Der NSU-Untersuchungsausschuss des Bundestages hat den Abschlussbericht vorgelegt - mit scharfer Kritik an den Sicherheitsorganen. Der Vorsitzende des Ausschusses Sebastian Edathy beklagte "massives Behördenversagen".

Berlin - Der Unionsobmann Clemens Binninger war selbst einmal Polizist. Im Untersuchungsausschuss des Bundestags zur rechtsterroristischen NSU-Mordserie hat er eine tragende Rolle gespielt. „Den einen großen Fehler hat es nicht gegeben“, sagt er am Donnerstag bei der Vorstellung des Abschlussberichts. Aber doch ein „verhängnisvolles Versagen“. Was Binninger meint: Es war eine Vielzahl von Versäumnissen, die das Neonazi-Trio Uwe Böhnhardt, Uwe Mundlos und Beate Zschäpe viele Jahre lang davonkommen ließ.

Dem widersprechen auch die anderen Mitglieder des Ausschusses nicht grundsätzlich. Viel gelobt wird an diesem Tag die fraktionsübergreifende Einigkeit. Dass ein gemeinsamer Schlussbericht sogar in Wahlkampfzeiten möglich war, ist bemerkenswerter. Allerdings sind viele allzu diplomatische und bürokratische Formulierungen in dem Papier der Preis für die Gemeinsamkeit.
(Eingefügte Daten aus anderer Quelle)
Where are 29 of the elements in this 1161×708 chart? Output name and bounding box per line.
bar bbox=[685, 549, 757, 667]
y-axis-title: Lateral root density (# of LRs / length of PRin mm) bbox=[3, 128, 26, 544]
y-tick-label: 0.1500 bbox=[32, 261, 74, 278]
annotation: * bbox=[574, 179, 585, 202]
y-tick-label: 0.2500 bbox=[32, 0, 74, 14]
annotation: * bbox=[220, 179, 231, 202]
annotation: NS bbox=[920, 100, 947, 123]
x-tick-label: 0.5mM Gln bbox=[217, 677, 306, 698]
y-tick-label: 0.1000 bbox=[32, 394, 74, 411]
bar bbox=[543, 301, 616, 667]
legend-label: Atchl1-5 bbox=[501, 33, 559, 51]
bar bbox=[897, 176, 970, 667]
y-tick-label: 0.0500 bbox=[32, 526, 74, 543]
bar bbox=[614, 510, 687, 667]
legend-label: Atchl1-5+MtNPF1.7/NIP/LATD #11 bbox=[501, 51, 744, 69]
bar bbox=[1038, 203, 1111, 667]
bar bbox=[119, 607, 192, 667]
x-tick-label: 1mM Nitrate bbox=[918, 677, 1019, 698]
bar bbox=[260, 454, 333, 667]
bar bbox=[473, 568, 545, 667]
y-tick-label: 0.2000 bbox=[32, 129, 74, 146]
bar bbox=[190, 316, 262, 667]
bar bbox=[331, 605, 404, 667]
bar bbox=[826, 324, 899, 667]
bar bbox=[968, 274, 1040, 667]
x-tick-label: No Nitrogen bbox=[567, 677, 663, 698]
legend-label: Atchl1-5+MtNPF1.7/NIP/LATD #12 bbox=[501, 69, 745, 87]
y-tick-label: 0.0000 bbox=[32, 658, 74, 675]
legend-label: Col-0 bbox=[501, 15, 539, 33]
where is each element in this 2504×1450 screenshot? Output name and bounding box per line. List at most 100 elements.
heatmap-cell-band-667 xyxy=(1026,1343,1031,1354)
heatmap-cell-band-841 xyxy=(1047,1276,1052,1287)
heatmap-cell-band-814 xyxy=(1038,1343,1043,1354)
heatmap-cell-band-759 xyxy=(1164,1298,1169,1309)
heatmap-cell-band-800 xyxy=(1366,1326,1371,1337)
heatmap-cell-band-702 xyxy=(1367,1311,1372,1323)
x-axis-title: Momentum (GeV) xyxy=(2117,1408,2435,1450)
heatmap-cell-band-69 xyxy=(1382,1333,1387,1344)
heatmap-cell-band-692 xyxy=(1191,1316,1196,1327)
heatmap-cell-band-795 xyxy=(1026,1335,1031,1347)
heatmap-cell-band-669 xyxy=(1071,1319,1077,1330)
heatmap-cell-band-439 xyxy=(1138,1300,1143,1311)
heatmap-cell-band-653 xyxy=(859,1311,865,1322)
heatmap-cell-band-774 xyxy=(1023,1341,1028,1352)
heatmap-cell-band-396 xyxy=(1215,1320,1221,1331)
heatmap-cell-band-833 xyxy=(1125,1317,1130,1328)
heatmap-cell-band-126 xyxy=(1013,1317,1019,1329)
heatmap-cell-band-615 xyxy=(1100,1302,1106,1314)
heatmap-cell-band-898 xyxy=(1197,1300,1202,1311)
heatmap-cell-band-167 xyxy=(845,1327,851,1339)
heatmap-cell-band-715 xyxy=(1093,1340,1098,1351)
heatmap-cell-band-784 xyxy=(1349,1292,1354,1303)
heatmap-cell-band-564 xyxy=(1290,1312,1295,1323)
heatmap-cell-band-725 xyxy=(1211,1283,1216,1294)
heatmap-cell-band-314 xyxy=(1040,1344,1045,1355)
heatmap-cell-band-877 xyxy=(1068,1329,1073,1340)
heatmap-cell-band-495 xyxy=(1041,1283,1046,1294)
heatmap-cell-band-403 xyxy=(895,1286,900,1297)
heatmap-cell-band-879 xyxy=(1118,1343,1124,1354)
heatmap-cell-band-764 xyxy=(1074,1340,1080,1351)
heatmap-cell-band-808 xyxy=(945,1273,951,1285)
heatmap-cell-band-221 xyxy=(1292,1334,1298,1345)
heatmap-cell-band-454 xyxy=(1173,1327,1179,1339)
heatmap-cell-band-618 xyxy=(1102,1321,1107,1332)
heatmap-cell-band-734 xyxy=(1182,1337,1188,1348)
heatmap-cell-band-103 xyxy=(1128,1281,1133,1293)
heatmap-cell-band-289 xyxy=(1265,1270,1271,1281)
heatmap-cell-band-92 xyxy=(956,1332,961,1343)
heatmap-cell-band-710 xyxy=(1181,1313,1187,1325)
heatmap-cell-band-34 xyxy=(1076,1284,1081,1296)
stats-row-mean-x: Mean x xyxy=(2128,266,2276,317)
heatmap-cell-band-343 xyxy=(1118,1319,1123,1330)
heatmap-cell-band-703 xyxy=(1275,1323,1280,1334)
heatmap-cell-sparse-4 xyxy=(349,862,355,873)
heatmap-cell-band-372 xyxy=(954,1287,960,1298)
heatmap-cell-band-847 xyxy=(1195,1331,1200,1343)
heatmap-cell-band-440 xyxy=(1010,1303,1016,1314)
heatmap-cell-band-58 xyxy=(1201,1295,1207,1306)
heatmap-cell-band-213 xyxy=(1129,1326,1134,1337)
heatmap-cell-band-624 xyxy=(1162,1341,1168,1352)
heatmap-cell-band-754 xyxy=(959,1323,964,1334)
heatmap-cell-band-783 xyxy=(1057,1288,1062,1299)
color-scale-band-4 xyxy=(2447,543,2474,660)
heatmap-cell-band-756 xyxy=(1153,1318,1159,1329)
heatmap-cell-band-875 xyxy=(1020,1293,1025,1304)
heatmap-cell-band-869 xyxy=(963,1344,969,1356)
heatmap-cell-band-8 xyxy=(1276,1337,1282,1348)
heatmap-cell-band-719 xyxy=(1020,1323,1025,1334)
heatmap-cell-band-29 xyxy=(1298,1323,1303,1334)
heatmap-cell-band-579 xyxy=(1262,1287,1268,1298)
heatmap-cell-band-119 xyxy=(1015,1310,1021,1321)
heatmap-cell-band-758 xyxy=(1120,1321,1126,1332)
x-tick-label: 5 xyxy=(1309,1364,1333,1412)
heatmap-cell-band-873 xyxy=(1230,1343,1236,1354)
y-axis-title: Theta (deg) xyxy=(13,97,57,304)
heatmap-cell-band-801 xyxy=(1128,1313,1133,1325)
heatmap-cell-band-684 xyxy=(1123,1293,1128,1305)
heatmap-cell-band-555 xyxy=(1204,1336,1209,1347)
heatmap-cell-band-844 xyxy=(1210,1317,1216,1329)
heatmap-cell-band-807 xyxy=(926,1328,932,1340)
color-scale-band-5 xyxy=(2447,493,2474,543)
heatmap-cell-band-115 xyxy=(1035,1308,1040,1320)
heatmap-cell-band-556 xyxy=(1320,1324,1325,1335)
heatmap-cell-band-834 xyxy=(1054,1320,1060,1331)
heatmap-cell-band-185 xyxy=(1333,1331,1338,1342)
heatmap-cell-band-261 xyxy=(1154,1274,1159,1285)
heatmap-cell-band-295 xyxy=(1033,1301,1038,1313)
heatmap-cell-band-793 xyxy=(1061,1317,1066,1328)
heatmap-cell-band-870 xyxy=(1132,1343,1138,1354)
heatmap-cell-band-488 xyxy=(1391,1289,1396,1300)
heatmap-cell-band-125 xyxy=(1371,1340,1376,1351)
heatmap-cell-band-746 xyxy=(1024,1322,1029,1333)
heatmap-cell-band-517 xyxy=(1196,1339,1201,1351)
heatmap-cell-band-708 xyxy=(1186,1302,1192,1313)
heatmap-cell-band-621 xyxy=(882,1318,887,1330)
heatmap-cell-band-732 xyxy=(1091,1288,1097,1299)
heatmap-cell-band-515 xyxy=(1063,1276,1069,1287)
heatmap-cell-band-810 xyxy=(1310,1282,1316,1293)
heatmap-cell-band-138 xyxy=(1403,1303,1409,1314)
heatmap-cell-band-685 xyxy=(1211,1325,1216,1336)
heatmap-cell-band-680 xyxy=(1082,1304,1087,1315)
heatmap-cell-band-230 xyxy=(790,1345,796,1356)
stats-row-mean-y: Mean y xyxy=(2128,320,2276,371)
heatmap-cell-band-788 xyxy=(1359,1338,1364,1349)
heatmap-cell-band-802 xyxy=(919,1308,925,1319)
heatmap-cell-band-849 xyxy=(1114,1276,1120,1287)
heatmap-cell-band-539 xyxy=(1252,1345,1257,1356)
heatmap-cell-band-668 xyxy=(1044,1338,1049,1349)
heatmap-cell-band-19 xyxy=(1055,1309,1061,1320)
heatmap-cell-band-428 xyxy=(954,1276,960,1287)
Und allzu weit trägt sie auch nicht: Die Linke etwa fordert seit langem die Auflösung des Verfassungsschutzes, die Grünen eine komplette Umstrukturierung. Beide wollen auf den Einsatz der umstrittenen V-Leute künftig verzichten. Diese Forderungen macht sich der Ausschuss natürlich nicht komplett zu eigen.

Keinen Konsens gibt es im Grunde auch in der grundlegenden Bewertung der Ursachen für dieses „historische Versagen“ der Sicherheitskräfte. Wenn es den einen großen Fehler nicht gegeben hat, der das Desaster erklären könnte - einen entscheidenden Faktor gibt es ja doch: Bei keinem der neun Morde an türkisch- oder griechischstämmigen Männern gingen die Sicherheitsbehörden dem Verdacht auf einen rechtsextremistischen Hintergrund nach.

Aber war dies nur eine Kette von individuellen Versäumnissen, oder steckte mehr dahinter? Einzelne Beamte, die aus rassistischen Motiven die Täter eher im kriminellen Mafia- und Drogenmilieu suchten als im rechtsextremen Umfeld, die von „Döner-Morden“ sprachen und eine „Soko Bosporus“ etablierten? Oder gibt es einen „strukturellen Rassismus“, wie Linken-Fraktionschef Gregor Gysi im Sender n-tv formuliert? Und nur bei der Polizei, oder vielerorts in Deutschland? Diese Frage ist auch angesichts der Proteste gegen Asylbewerber in Berlin akut.

"Es sind mehr Fragen offen als beantwortet"

Die SPD-Obfrau im Untersuchungsausschuss, Eva Högl, spricht zumindest von „rassistisch geprägten Verdachts- und Vorurteilsstrukturen“ in der Polizei. Der Zentralrat der Muslime und die Opferanwälte im NSU-Prozess gehen weiter. Anwältin Angelika Lex meinte: „Es ist sehr wichtig, dass dieser Alltagsrassismus in der Polizei bearbeitet wird.“ Die Muslime wollen einen Anti-Rassismus- Beauftragten. Viele fordern einen „Mentalitätswechsel“ bei den Sicherheitsbehörden. Aber das kann dauern.

Die „schonungslose Aufklärung“, die Bundeskanzlerin Angela Merkel bei der Trauerfeier für die Opfer der Neonazi-Mordserie gefordert hatte, sieht die Linken-Obfrau Petra Pau noch lange nicht erreicht. Und auch ihr FDP-Kollege Hartfrid Wolff sagt: „Es sind mehr Fragen offen als beantwortet.“ Er meint damit unter anderem die internationalen Verflechtungen der deutschen Neonazis und ihre finanzielle Unterstützung durch unbekannte Quellen.

Der Ausschussvorsitzende Edathy zieht nach eineinhalb Jahren eine eher zufriedene Bilanz: „Der Rechtsstaat ist nicht fehlerfrei, aber in der Lage, aus Fehlern zu lernen.“ SPD-Obfrau Högl hat vor allem eine Sorge: „Dieser Bericht darf jetzt nicht in den Schubladen verschwinden.“ Mit anderen Worten: Die 47 Reformvorschläge müssen umgesetzt werden.